Why the French election result is an outcome to rejoice

Some lessons for liberals from Emmanuel Macron’s win in the French elections over sectarian Marine Le Pen


Outgoing French President Francois Hollande (left) and President-elect Emmanuel Macron in Paris on Monday. Photo: Reuters
Outgoing French President Francois Hollande (left) and President-elect Emmanuel Macron in Paris on Monday. Photo: Reuters

By any reckoning, the margin by which Emmanuel Macron has won the French Presidency is impressive. With 20.43 million votes, he had secured 65.8% of the total votes cast against the formidable challenge of Marine Le Pen of Front National, who polled 10.6 million votes, with 98% of the precincts reporting. Newspapers and analysts are correct in describing the victory as landslide.

But Macron’s victory is not against any ordinary opponent. Le Pen represents a narrow nationalist, mean and nasty politics, which has increasingly become unabashed in France and across many parts of the world. She has been capitalising on discontented voters who have lost jobs, who believe the problems lie with the elite, or with the immigrant who dresses differently, eats differently, or prays to a different god. And Le Pen hasn’t gone away. At 48, she is young enough to be around for a long time, and will be a strong candidate in the next Presidential elections in 2022.

A week is a long time in politics, the former British Prime Minister Harold Wilson had said. So five years may seem like an eternity. But during that period, if Macron’s presidency falters, and if Europe itself flounders, the right will become more resurgent in France. This is for two reasons—one, Macron is an outsider in French politics. He did not represent any political party, and has to build a political organisation from scratch. For legislative successes, he will have to rely on disgruntled major parties, which have been humbled in the presidential elections. Two, that threat is imminent—in June France elects a new Parliament, where Le Pen’s supporters may regroup and give the FN a sizeable presence in the Parliament, making legislative business difficult, if not impossible. The traditional parties—the Republicans (whose candidate François Fillon had polled 7.21 million votes in the first round in April, behind Le Pen at 7.68 million and Macron at 8.65 million) or the socialists (whose standard-bearer Benoît Hamon polled a mere 2.9 million votes and was humiliated)—are licking their wounds. If they choose recalcitrance over national interest, then Macron’s leadership will get stymied. In such a scenario, the outcome would be unpredictable, and if voters sit out the elections, and the vote against FN is not consolidated, then the determined extremists will be strengthened.

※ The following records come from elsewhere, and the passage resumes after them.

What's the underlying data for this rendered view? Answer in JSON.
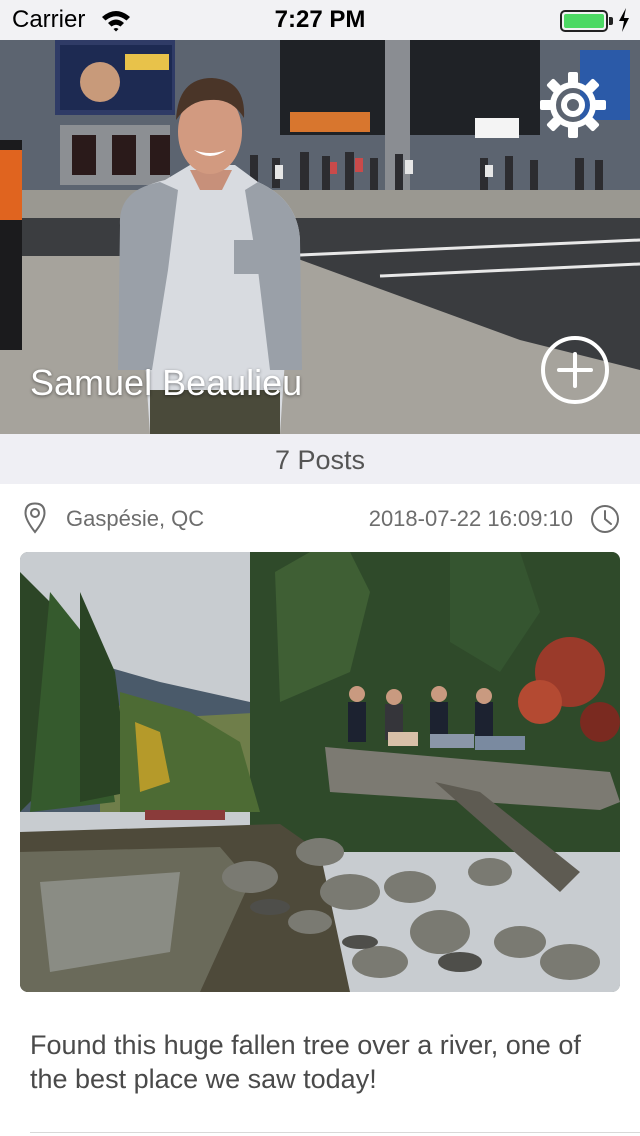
{
  "status_bar": {
    "carrier": "Carrier",
    "time": "7:27 PM",
    "battery_color": "#4cd964"
  },
  "profile": {
    "name": "Samuel Beaulieu",
    "settings_icon": "gear-icon",
    "add_icon": "plus-circle-icon"
  },
  "posts_count_label": "7 Posts",
  "post": {
    "location": "Gaspésie, QC",
    "datetime": "2018-07-22 16:09:10",
    "caption": "Found this huge fallen tree over a river, one of the best place we saw today!",
    "location_icon": "map-pin-icon",
    "time_icon": "clock-icon"
  }
}
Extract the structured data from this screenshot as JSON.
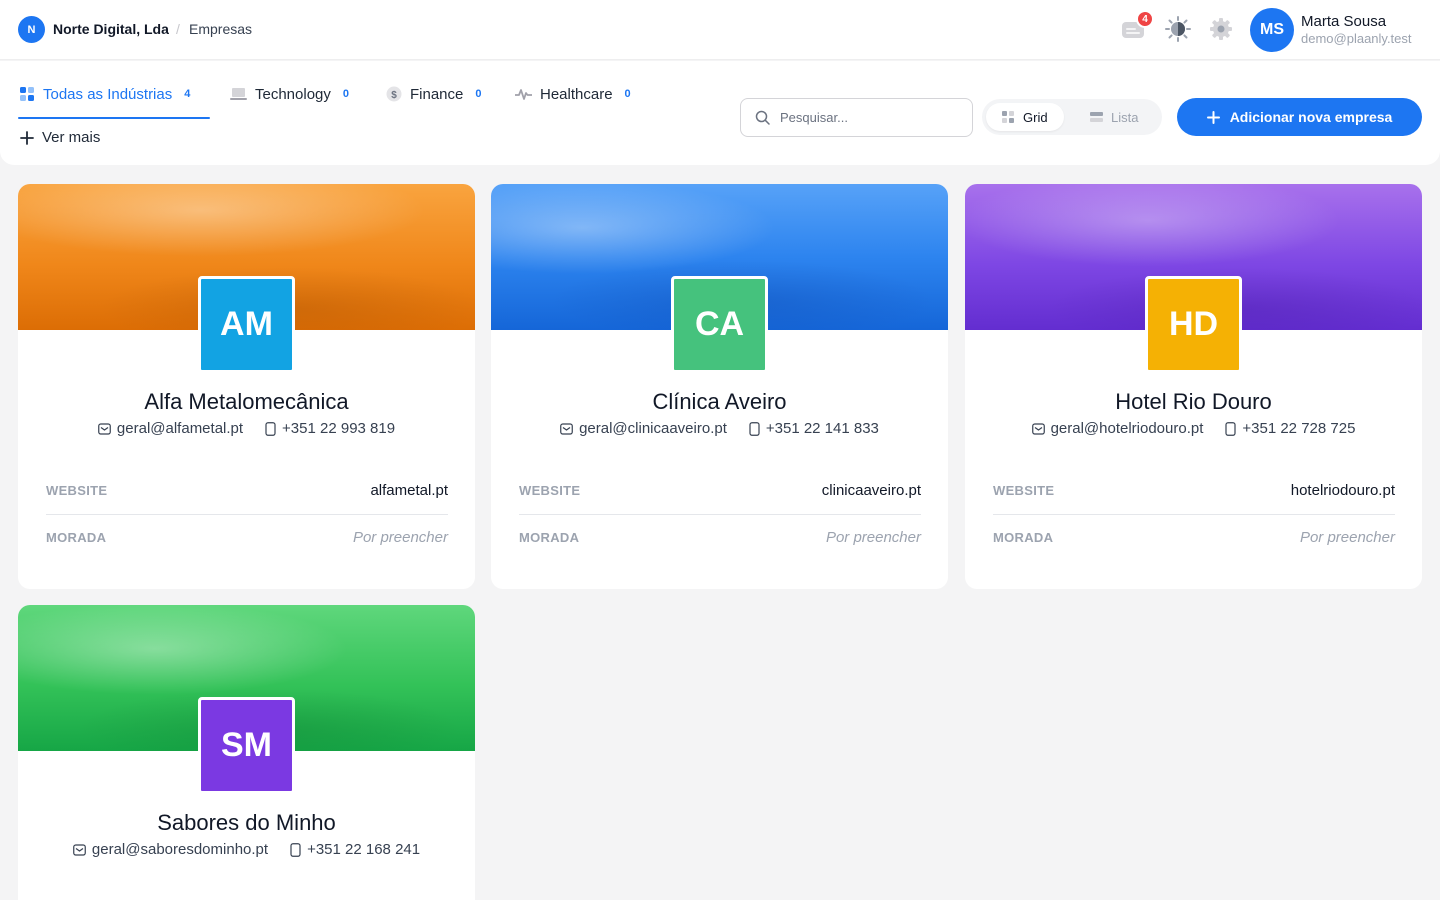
{
  "header": {
    "org_initial": "N",
    "org_name": "Norte Digital, Lda",
    "separator": "/",
    "page": "Empresas",
    "notification_count": "4",
    "user": {
      "initials": "MS",
      "name": "Marta Sousa",
      "email": "demo@plaanly.test"
    }
  },
  "filters": {
    "tabs": [
      {
        "label": "Todas as Indústrias",
        "count": "4",
        "icon": "grid-icon"
      },
      {
        "label": "Technology",
        "count": "0",
        "icon": "laptop-icon"
      },
      {
        "label": "Finance",
        "count": "0",
        "icon": "dollar-icon"
      },
      {
        "label": "Healthcare",
        "count": "0",
        "icon": "pulse-icon"
      }
    ],
    "more_label": "Ver mais",
    "search_placeholder": "Pesquisar...",
    "view_grid": "Grid",
    "view_list": "Lista",
    "add_label": "Adicionar nova empresa"
  },
  "companies": [
    {
      "initials": "AM",
      "name": "Alfa Metalomecânica",
      "email": "geral@alfametal.pt",
      "phone": "+351 22 993 819",
      "website": "alfametal.pt",
      "address": "Por preencher",
      "logo_color": "#12a3e3",
      "cover_color": "#f0871a"
    },
    {
      "initials": "CA",
      "name": "Clínica Aveiro",
      "email": "geral@clinicaaveiro.pt",
      "phone": "+351 22 141 833",
      "website": "clinicaaveiro.pt",
      "address": "Por preencher",
      "logo_color": "#45c27d",
      "cover_color": "#2d84ef"
    },
    {
      "initials": "HD",
      "name": "Hotel Rio Douro",
      "email": "geral@hotelriodouro.pt",
      "phone": "+351 22 728 725",
      "website": "hotelriodouro.pt",
      "address": "Por preencher",
      "logo_color": "#f5b104",
      "cover_color": "#7e47e4"
    },
    {
      "initials": "SM",
      "name": "Sabores do Minho",
      "email": "geral@saboresdominho.pt",
      "phone": "+351 22 168 241",
      "website": "",
      "address": "",
      "logo_color": "#7b39e2",
      "cover_color": "#33c258"
    }
  ],
  "labels": {
    "website": "WEBSITE",
    "address": "MORADA"
  },
  "colors": {
    "accent": "#1d76f2",
    "badge": "#ef4444"
  }
}
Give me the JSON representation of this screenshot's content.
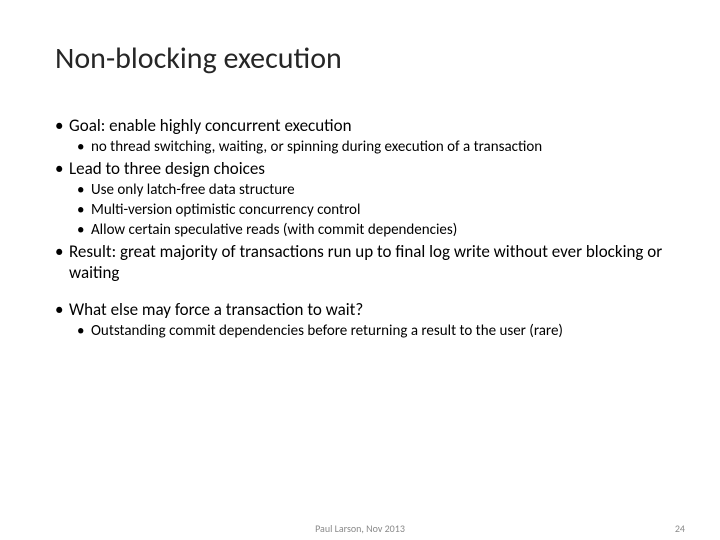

If there is a lesson for liberals around the world, it is this—that defeating sectarianism is not hard; but when sectarianism is gaining strength, it is crucial to unite and consolidate. That lesson should not be lost.

Another lesson is to move away from the reductionist thinking of dominos. After the UK decided to leave the European Union in June last year and the US elected Donald Trump, it seemed inevitable that nationalist politicians would win elections easily. But the arc of history works in mysterious ways—yes, electoral outcomes are determined by local concerns, but also shaped by local values. Austria fended off the right wing challenge of Norbert Hofer, albeit narrowly. In the Netherlands, Geert Wilders’s party gained only five more seats to finish at 20. While it made it the second-largest party, in a house of 150, there was almost nobody willing to form a government with him. And now in France, voters have rallied in large numbers to support a 39-year-old man with little political experience to lead one of the world’s leading industrialised nations.

This does not guarantee election results in Germany later this year, but Angela Merkel may now feel a bit more secure. (UK’s elections in June are an exception; Conservatives have essentially taken over the UK Independence Party’s agenda; Jeremy Corbyn-led Labour Party seems deluded as it believes in a mythical revolution that’s not going to occur, even as it keeps losing support across the country). And that UK exceptionalism may have to do with local values.

The local value that separates the UK from Europe is a broad, though by no means strong, consensus around the idea of a united Europe. The European Union is a project, an ideal, that emerged out of the ashes of World War II. Many Europeans like many aspects of the Union; many resent many aspects of the Union. There is rarely agreement about which is which across all countries. Those who felt Le Pen might lead France out of Europe were misreading history—France was one of the architects of the Union; sensing British desire for exceptionalism, it was the French President Charles de Gaulle who objected to British entry into the European Union.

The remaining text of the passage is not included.